Concludendo, il dibattito sui “correttivi” da apportare al sistema è acceso, e i suggerimenti si sprecano: dalla pubblicazione obbligatoria dei risultati negativi, a linee di finanziamento finalizzate appositamente alla verifica dei risultati di precedenti studi, a codici etici impegnativi per i ricercatori, a criteri più rigidi per le riviste scientifiche. Ma l’orizzonte di una scienza sempre davvero “credibile” pare ancora lontano.

Il rispetto – sacrosanto – dovuto al metodo scientifico si basa anche sulla presunzione che la scienza sia capace di “correggersi da sola” quando sbaglia.
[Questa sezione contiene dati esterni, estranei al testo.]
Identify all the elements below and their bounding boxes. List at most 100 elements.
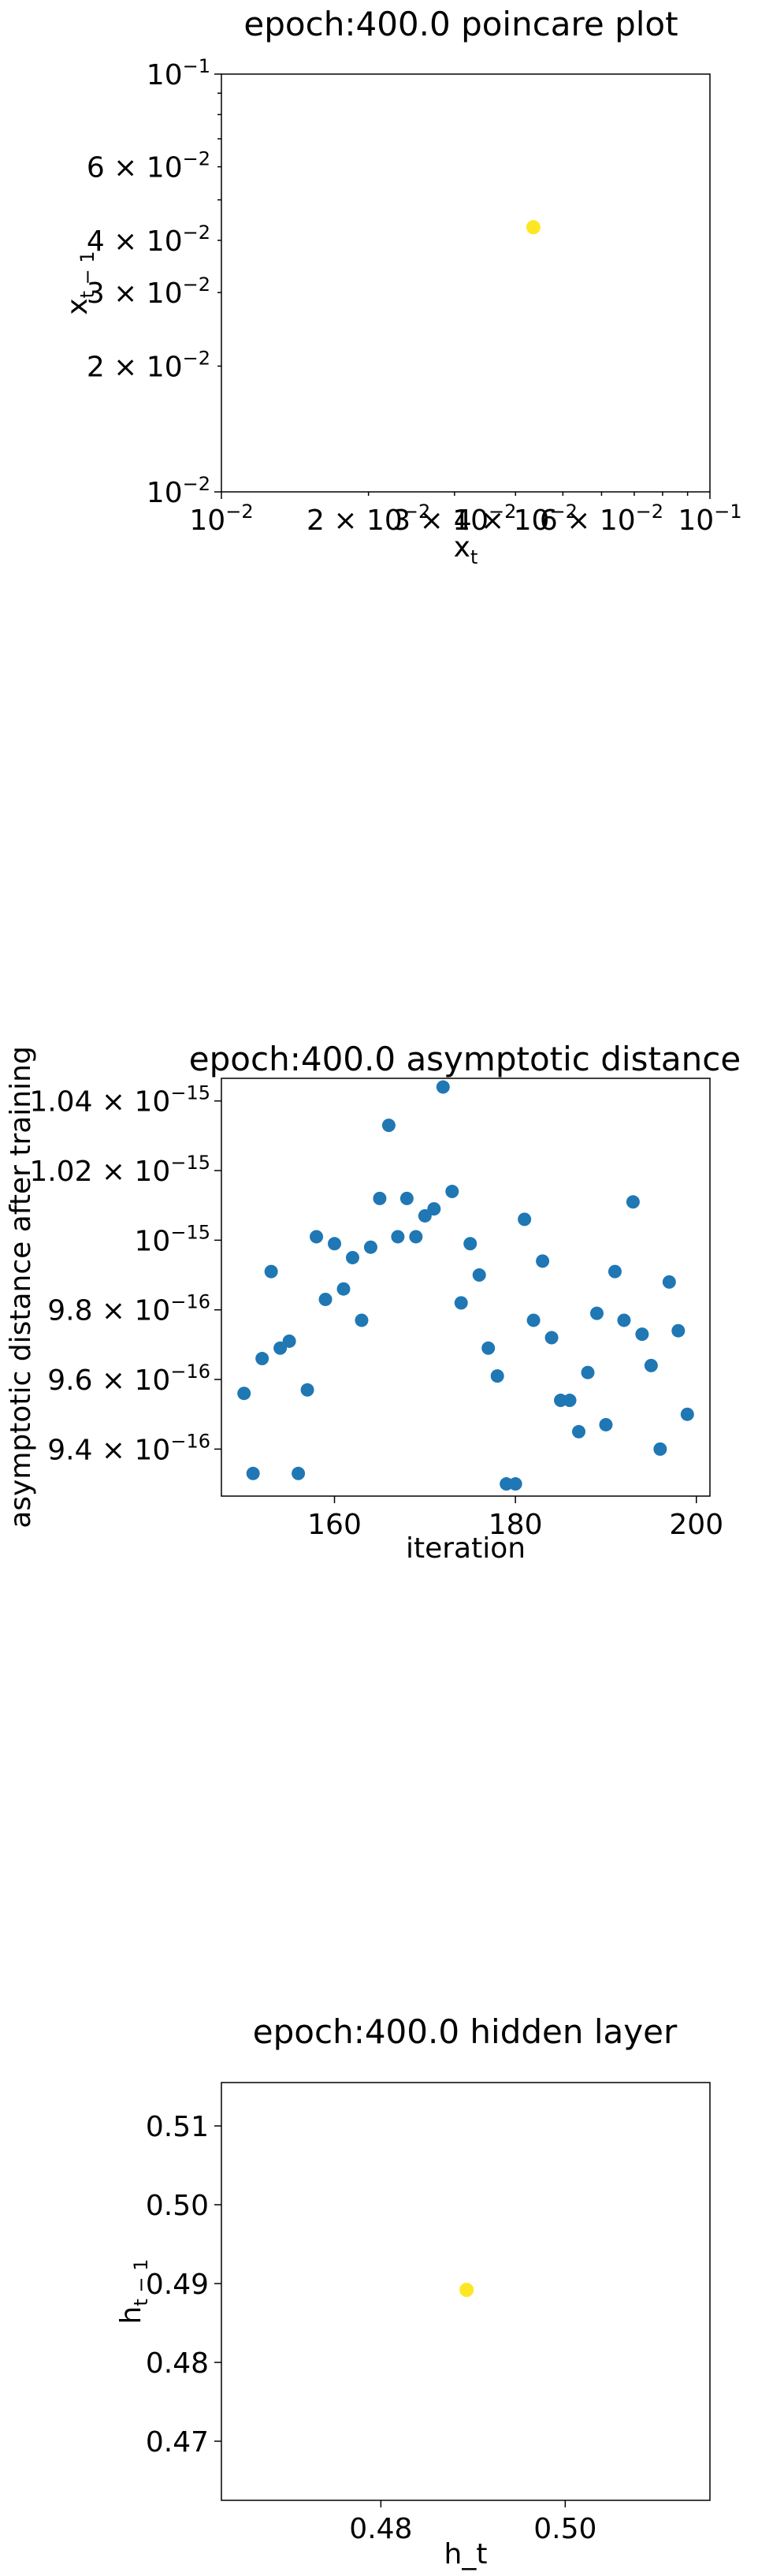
data-point [399, 1191, 414, 1205]
data-point [581, 1365, 595, 1379]
y-axis: 0.47 0.48 0.49 0.50 0.51 [146, 2111, 221, 2459]
plot-frame [221, 2082, 711, 2501]
data-point [626, 1195, 640, 1209]
data-point [391, 1230, 405, 1244]
x-tick-label: 180 [489, 1509, 543, 1541]
y-tick-label: 9.6 × 10−16 [47, 1361, 210, 1397]
data-point [671, 1323, 686, 1338]
data-point [490, 1369, 504, 1383]
x-tick-label: 4 × 10−2 [454, 501, 578, 537]
y-axis-label: asymptotic distance after training [5, 1046, 37, 1528]
data-points [237, 1080, 694, 1491]
data-point [454, 1296, 468, 1310]
data-point [445, 1185, 459, 1199]
data-point [427, 1202, 441, 1216]
data-point [680, 1407, 694, 1421]
data-point [318, 1292, 333, 1306]
chart-title: epoch:400.0 hidden layer [253, 2012, 678, 2051]
data-point [355, 1313, 369, 1327]
data-point [418, 1208, 432, 1223]
x-tick-label: 0.50 [533, 2513, 596, 2545]
y-tick-label: 10−15 [135, 1221, 210, 1257]
data-point [526, 1313, 541, 1327]
data-point [526, 220, 541, 235]
data-point [508, 1477, 522, 1491]
data-point [459, 2283, 474, 2297]
data-point [589, 1306, 604, 1320]
data-point [409, 1230, 423, 1244]
data-point [536, 1254, 550, 1268]
x-axis: 10−2 10−1 2 × 10−23 × 10−24 × 10−26 × 10−2 [189, 492, 742, 537]
plot-frame [221, 73, 711, 493]
y-axis: 10−2 2 × 10−2 3 × 10−2 4 × 10−2 6 × 10−2 10−1 [87, 55, 221, 509]
y-tick-label: 2 × 10−2 [87, 347, 210, 383]
y-tick-label: 0.49 [146, 2269, 209, 2301]
data-point [363, 1240, 377, 1254]
y-tick-label: 0.47 [146, 2426, 209, 2459]
y-axis-label: ht − 1 [115, 2259, 152, 2325]
x-tick-label: 2 × 10−2 [307, 501, 430, 537]
plot-frame [221, 1078, 711, 1497]
data-point [310, 1230, 324, 1244]
data-point [481, 1341, 496, 1355]
x-axis-label: h_t [444, 2538, 488, 2570]
x-tick-label: 0.48 [349, 2513, 412, 2545]
data-point [328, 1237, 342, 1251]
data-point [237, 1387, 251, 1401]
x-axis: 0.48 0.50 [349, 2500, 596, 2545]
data-point [635, 1327, 649, 1342]
data-point [345, 1250, 359, 1264]
data-point [544, 1331, 559, 1345]
y-axis-label: xt − 1 [61, 251, 98, 315]
data-points [459, 2283, 474, 2297]
data-point [572, 1424, 586, 1439]
x-tick-label: 3 × 10−2 [392, 501, 516, 537]
x-axis-label: iteration [406, 1532, 526, 1565]
x-tick-label: 10−2 [189, 501, 253, 537]
x-tick-label: 10−1 [678, 501, 741, 537]
data-point [282, 1334, 296, 1348]
y-axis: 9.4 × 10−16 9.6 × 10−16 9.8 × 10−16 10−15 1.… [29, 1082, 221, 1466]
data-point [653, 1442, 667, 1456]
x-axis-label: xt [454, 531, 478, 568]
data-point [644, 1358, 658, 1372]
data-point [518, 1212, 532, 1227]
data-point [300, 1383, 314, 1397]
data-point [255, 1352, 269, 1366]
poincare-plot-chart: epoch:400.0 poincare plot 10−22 × 10−23 … [61, 5, 742, 568]
data-point [373, 1191, 387, 1205]
x-tick-label: 200 [669, 1509, 723, 1541]
data-point [608, 1264, 622, 1279]
y-tick-label: 3 × 10−2 [87, 274, 210, 310]
data-point [436, 1080, 450, 1094]
data-point [273, 1341, 288, 1355]
x-tick-label: 160 [307, 1509, 362, 1541]
x-axis: 160 180 200 [307, 1496, 723, 1541]
data-point [381, 1119, 396, 1133]
y-tick-label: 1.02 × 10−15 [29, 1152, 210, 1188]
data-point [292, 1466, 306, 1480]
y-tick-label: 6 × 10−2 [87, 148, 210, 184]
y-tick-label: 10−1 [147, 55, 210, 91]
y-tick-label: 9.8 × 10−16 [47, 1291, 210, 1327]
y-tick-label: 0.51 [146, 2111, 209, 2143]
y-tick-label: 4 × 10−2 [87, 221, 210, 258]
data-point [599, 1417, 613, 1431]
x-tick-label: 6 × 10−2 [540, 501, 663, 537]
data-point [463, 1237, 477, 1251]
data-point [336, 1282, 351, 1296]
data-point [563, 1394, 577, 1408]
y-tick-label: 0.48 [146, 2347, 209, 2380]
data-point [662, 1275, 676, 1289]
data-points [526, 220, 541, 235]
data-point [617, 1313, 631, 1327]
data-point [472, 1268, 486, 1282]
y-tick-label: 0.50 [146, 2190, 209, 2222]
chart-title: epoch:400.0 poincare plot [243, 5, 678, 43]
asymptotic-distance-chart: epoch:400.0 asymptotic distance 9.4 × 10… [5, 1040, 741, 1565]
hidden-layer-chart: epoch:400.0 hidden layer 0.47 0.48 0.49 0.5… [115, 2012, 711, 2570]
data-point [264, 1264, 278, 1279]
y-tick-label: 9.4 × 10−16 [47, 1430, 210, 1466]
data-point [246, 1466, 260, 1480]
Lo scenario che abbiamo dinnanzi pare invece essere quello di una comunità scientifica autoreferenziale, affannata dalla corsa ai finanziamenti e concentrata quindi sull’ottenere risultati positivi “costi quel che costi”; di ricercatori al governo di una scienza esatta in virtù non già di risultati obiettivi, bensì della percezione stessa che la scienza ha di se; di un “mercato” della ricerca non genuino, che restituisce a tutti noi risultati inautentici, sui quali poi noi stessi dovremmo basare le nostre quotidiane certezze.

La speranza è che questo sistema di cose prima o poi possa cambiare. Grazie alla scienza stessa, ovviamente. Infallibile per molti, ma invece intrinsecamente fallace, come il metodo scientifico e le statistiche dimostrano “al di la di ogni ragionevole dubbio”.